Derbyshire youngsters in need of mental health care beds are forced to travel an average of 50 miles for treatment.
This is the equivalent of travelling from Ashbourne to Manchester or from Derby to Birmingham for care.
Data revealed in a Freedom of Information request found that 22 children and young people have been sent to non-local beds for mental health treatment so far this year – up to August.
Over the past five years, 156 children were sent to non-local mental health beds.
The highest number in a year since 2014 was 44 children in 2015.
The average distance which young patients have been made to travel has varied over the years, rising to its peak over the last five years at 50 miles.
At its lowest point over the past five years, in 2014, the average distance was 36 miles.

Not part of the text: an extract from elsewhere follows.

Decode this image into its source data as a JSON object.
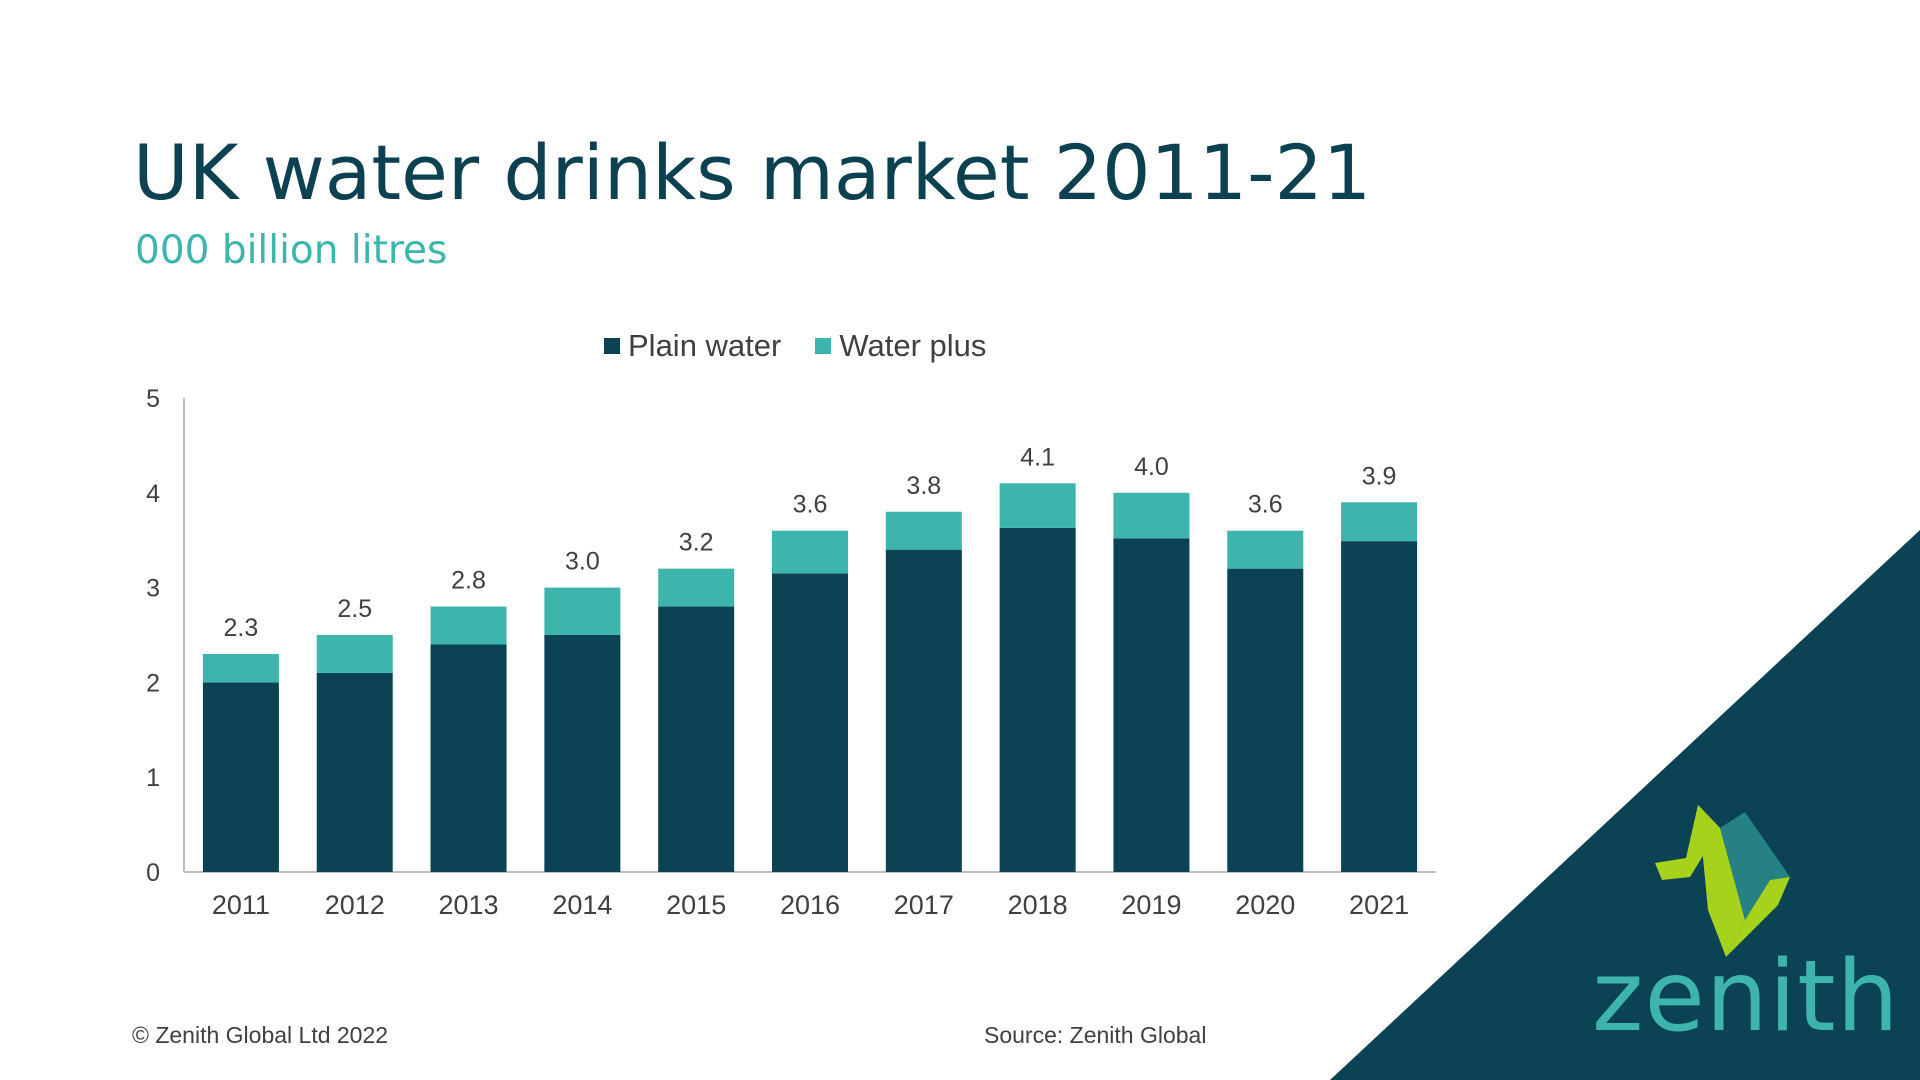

NHS England, which commissions non-local mental health care, said that there are multiple reasons that a patient may be admitted to an inpatient bed which is outside of their home commissioning hub area (Derbyshire).
It may be that it is the nearest hospital to the patient’s home address but outside the normal patient pathways for the home commissioning hub area.
Alternatively, it could be that the patient has highly specialised needs which cannot be met within the hub area, and finally, safeguarding issues.
A spokesperson for NHS England said that more beds had been opened in the region and that the demand for some specialist care, which could see youngsters ending up in these beds, is low.
She said: “We absolutely understand the importance of caring for children and young people as close to home as possible, and the impact on them and their families when this cannot happen.
“We do everything we can to ensure patients can be treated close to home and have opened 20 new beds in the East Midlands over the last year to make that more possible.
“Ensuring young people receive the right care and treatment will always be the priority, and for some of the rarer specialties within Child and Adolescent Mental Health Services , such as eating disorder beds, low-or-medium secure facilities, specialised learning disabilities or Psychiatric Intensive Care, this can mean further to travel.
“Because the overall numbers needing such specialities are very low, it would be impossible to have every service available in every local area.
“There is such low demand for some specialties that the service is provided nationally and there may only be one or two units in the country that have the right facilities and expertise to meet the need of those young people.
“For young people requiring general inpatient mental health care, we can usually offer that more locally, unless the local facility has no available beds or the family prefer an alternative location.
“There is currently good availability of general adolescent beds.”
In May, Healthwatch Derbyshire, which lobbies for improvements on behalf of residents in the county, revealed the outcome of a survey it conducted into mental health services for children and young people.
In its report, youngsters with mental health conditions voiced searing criticism of the help and support available.
In addition, some parents and carers felt that there was insufficient support for those looking after children and young people with mental health difficulties.
Young people with mental health issues using the service also found that assistance from their GP was lacking, stating that the they received the advice of “just go for a walk or do something fun”, insinuations that their parents were failing and that they were denied referrals.